Dear Shakespeare,
Senin zamanında aşk ne kadar dramatikti hatırlar mısın? Romeo ve Juliet’in aptal bir anlaşmazlıktan dolayı ölmesi, Fairy Queen’in onu delirten eşek-adama aşık olması ve Beatrice & Benedick’in “mutlu savaş” hikayeleri… Eh, bunlar hiçbir şey değilmiş.
Şimdilerde kadınlar ve erkekler sürekli yarış, karşılaştırma, yetersizlik ve dürüst olmama hisleriyle karşılaşıyor. Siz sadece yapılan hareketleri sorgularken, biz resimleri, yorumları, bakışları, şarkı sözlerini, kelimeleri ve dedikoduları sorguluyoruz. Sizin narin kelimeleriniz, “Main b*tch out of your league too ah / Side b*tch out of your league too ah” gibi daha net olanlarla değiştirildi, ya da bizim değişimizle, modern şiirlerle. (Abel’a saygısızlık etmek istemeyiz, b*k kelimesi ile kafiye yapsa bile onu seveceğiz, ki muhtemelen yapmıştır.)
Romantiklik sevdiğin kişi arkasından ölebilmek için ne kadar hızlı ölümcül bir iksir içtiğinle ölçülürken, bizler biri metrodan çıkan kişilere yol vermeyi hatırladığında ya da biri senin hasta olduğunu öğrendikten sonra nasıl olduğunu sorduğunda heyecanlanıyor olduk.

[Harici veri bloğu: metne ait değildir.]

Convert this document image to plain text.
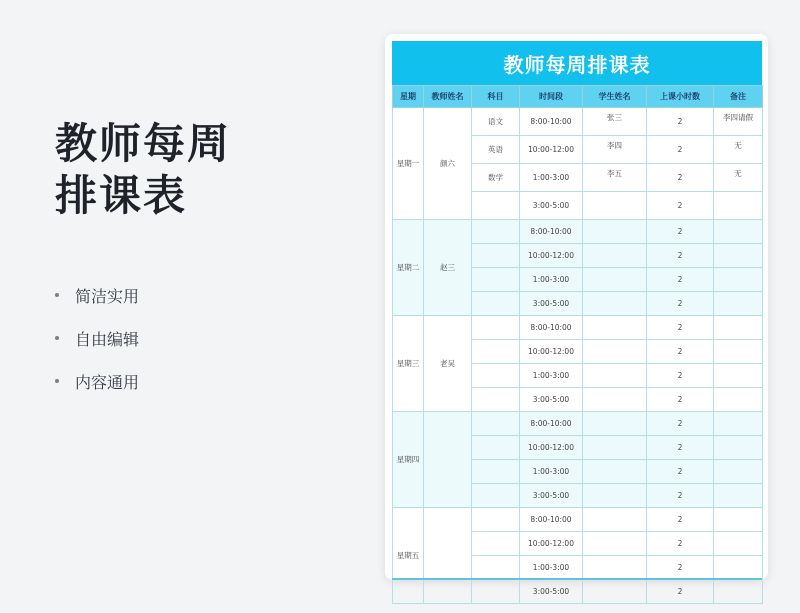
教师每周
排课表
简洁实用
自由编辑
内容通用
教师每周排课表
星期	教师姓名	科目	时间段	学生姓名	上课小时数	备注
星期一	颜六	语文	8:00-10:00	张三	2	李四请假
		英语	10:00-12:00	李四	2	无
		数学	1:00-3:00	李五	2	无
			3:00-5:00		2	
星期二	赵三		8:00-10:00		2	
			10:00-12:00		2	
			1:00-3:00		2	
			3:00-5:00		2	
星期三	老吴		8:00-10:00		2	
			10:00-12:00		2	
			1:00-3:00		2	
			3:00-5:00		2	
星期四			8:00-10:00		2	
			10:00-12:00		2	
			1:00-3:00		2	
			3:00-5:00		2	
星期五			8:00-10:00		2	
			10:00-12:00		2	
			1:00-3:00		2	
			3:00-5:00		2	
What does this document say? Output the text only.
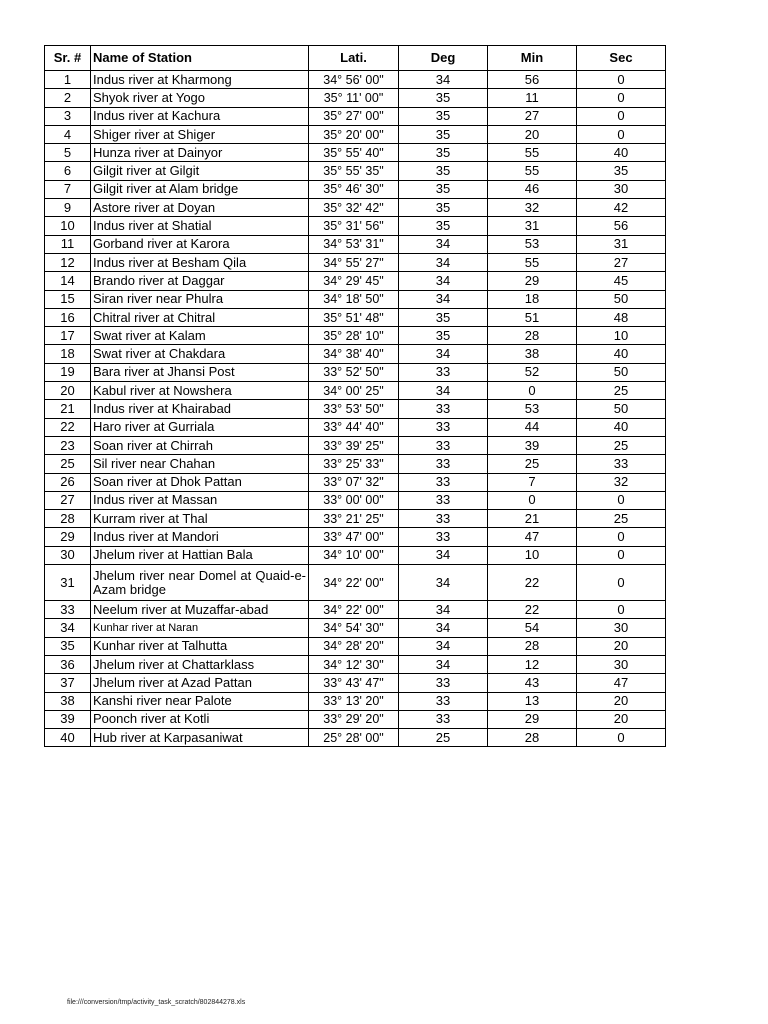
Sr. #	Name of Station	Lati.	Deg	Min	Sec
1	Indus river at Kharmong	34° 56' 00"	34	56	0
2	Shyok river at Yogo	35° 11' 00"	35	11	0
3	Indus river at Kachura	35° 27' 00"	35	27	0
4	Shiger river at Shiger	35° 20' 00"	35	20	0
5	Hunza river at Dainyor	35° 55' 40"	35	55	40
6	Gilgit river at Gilgit	35° 55' 35"	35	55	35
7	Gilgit river at Alam bridge	35° 46' 30"	35	46	30
9	Astore river at Doyan	35° 32' 42"	35	32	42
10	Indus river at Shatial	35° 31' 56"	35	31	56
11	Gorband river at Karora	34° 53' 31"	34	53	31
12	Indus river at Besham Qila	34° 55' 27"	34	55	27
14	Brando river at Daggar	34° 29' 45"	34	29	45
15	Siran river near Phulra	34° 18' 50"	34	18	50
16	Chitral river at Chitral	35° 51' 48"	35	51	48
17	Swat river at Kalam	35° 28' 10"	35	28	10
18	Swat river at Chakdara	34° 38' 40"	34	38	40
19	Bara river at Jhansi Post	33° 52' 50"	33	52	50
20	Kabul river at Nowshera	34° 00' 25"	34	0	25
21	Indus river at Khairabad	33° 53' 50"	33	53	50
22	Haro river at Gurriala	33° 44' 40"	33	44	40
23	Soan river at Chirrah	33° 39' 25"	33	39	25
25	Sil river near Chahan	33° 25' 33"	33	25	33
26	Soan river at Dhok Pattan	33° 07' 32"	33	7	32
27	Indus river at Massan	33° 00' 00"	33	0	0
28	Kurram river at Thal	33° 21' 25"	33	21	25
29	Indus river at Mandori	33° 47' 00"	33	47	0
30	Jhelum river at Hattian Bala	34° 10' 00"	34	10	0
31	Jhelum river near Domel at Quaid-e-Azam bridge	34° 22' 00"	34	22	0
33	Neelum river at Muzaffar-abad	34° 22' 00"	34	22	0
34	Kunhar river at Naran	34° 54' 30"	34	54	30
35	Kunhar river at Talhutta	34° 28' 20"	34	28	20
36	Jhelum river at Chattarklass	34° 12' 30"	34	12	30
37	Jhelum river at Azad Pattan	33° 43' 47"	33	43	47
38	Kanshi river near Palote	33° 13' 20"	33	13	20
39	Poonch river at Kotli	33° 29' 20"	33	29	20
40	Hub river at Karpasaniwat	25° 28' 00"	25	28	0
file:///conversion/tmp/activity_task_scratch/802844278.xls
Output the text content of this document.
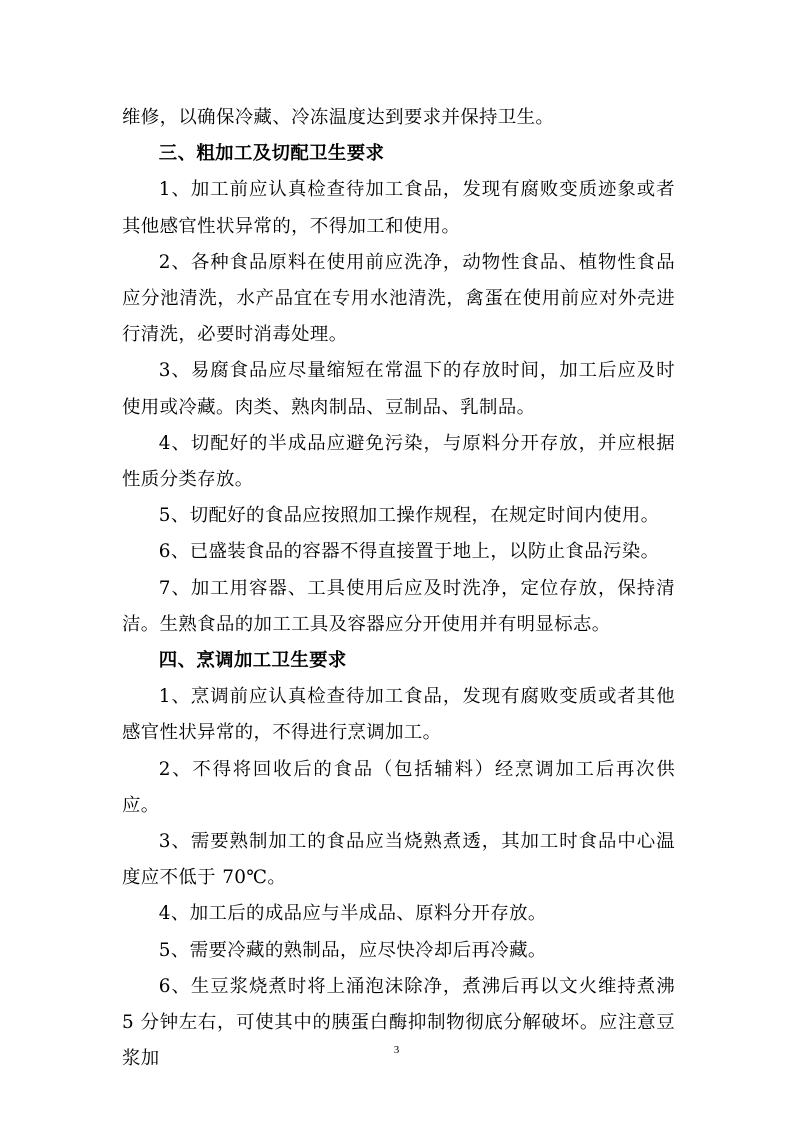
维修，以确保冷藏、冷冻温度达到要求并保持卫生。

三、粗加工及切配卫生要求

1、加工前应认真检查待加工食品，发现有腐败变质迹象或者其他感官性状异常的，不得加工和使用。

2、各种食品原料在使用前应洗净，动物性食品、植物性食品应分池清洗，水产品宜在专用水池清洗，禽蛋在使用前应对外壳进行清洗，必要时消毒处理。

3、易腐食品应尽量缩短在常温下的存放时间，加工后应及时使用或冷藏。肉类、熟肉制品、豆制品、乳制品。

4、切配好的半成品应避免污染，与原料分开存放，并应根据性质分类存放。

5、切配好的食品应按照加工操作规程，在规定时间内使用。

6、已盛装食品的容器不得直接置于地上，以防止食品污染。

7、加工用容器、工具使用后应及时洗净，定位存放，保持清洁。生熟食品的加工工具及容器应分开使用并有明显标志。

四、烹调加工卫生要求

1、烹调前应认真检查待加工食品，发现有腐败变质或者其他感官性状异常的，不得进行烹调加工。

2、不得将回收后的食品（包括辅料）经烹调加工后再次供应。

3、需要熟制加工的食品应当烧熟煮透，其加工时食品中心温度应不低于 70℃。

4、加工后的成品应与半成品、原料分开存放。

5、需要冷藏的熟制品，应尽快冷却后再冷藏。

6、生豆浆烧煮时将上涌泡沫除净，煮沸后再以文火维持煮沸 5 分钟左右，可使其中的胰蛋白酶抑制物彻底分解破坏。应注意豆浆加	3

Çok da sinik olduğumuzu düşünmüyoruz; hala senelerdir beraber olmalarına rağmen ellerini ve bakışlarını birbirlerinden ayıramayan yakın arkadaşlarımız var. Hala yıllar önce boşandıktan sonra tekrar evlenen çiftlerin aşk hikayelerini duyuyoruz. Hala cevapsız mesaj / mektup / aramalara elinde sonunda bir gün cevap geleceğine inanıyoruz. Galiba aşk, her şey gibi, modernize oldu.
Bütün bunların en iyi yanı ise, evren zorla kendini sevmeyi öğrettiği bir gerçeklik yarattı; hem de olabilecek en esrarengiz şekilde.
Peace & Love
P.S: Sevgililer Gününüz kutlu olsun. Sadece biri ile beraber olanların değil; sevmeye “izinleri olmadığı” söylenenlerin de, çaresiz hissedenlerin de, aynı albümü, sözlerinden yeni anlamlar çıkartmak için üst üste dinleyenlerin de, farklı şehirlerden bir
ilişki yürütmeye hazırlananların da, birbirleri için çok zamanı olmayan fakat yine de birbirlerinin değerini verenlerin de, boşanma sürecinde olanların da, yalnız ve mutlu olanların da, birini arayanların da, bir ilişkide olup “sıkılma” kelimesini telafuz etmeyen veya hissetmeyenlerin de, ve son olarak, ne olduğuna dair hiçbir fikri olmayanların da.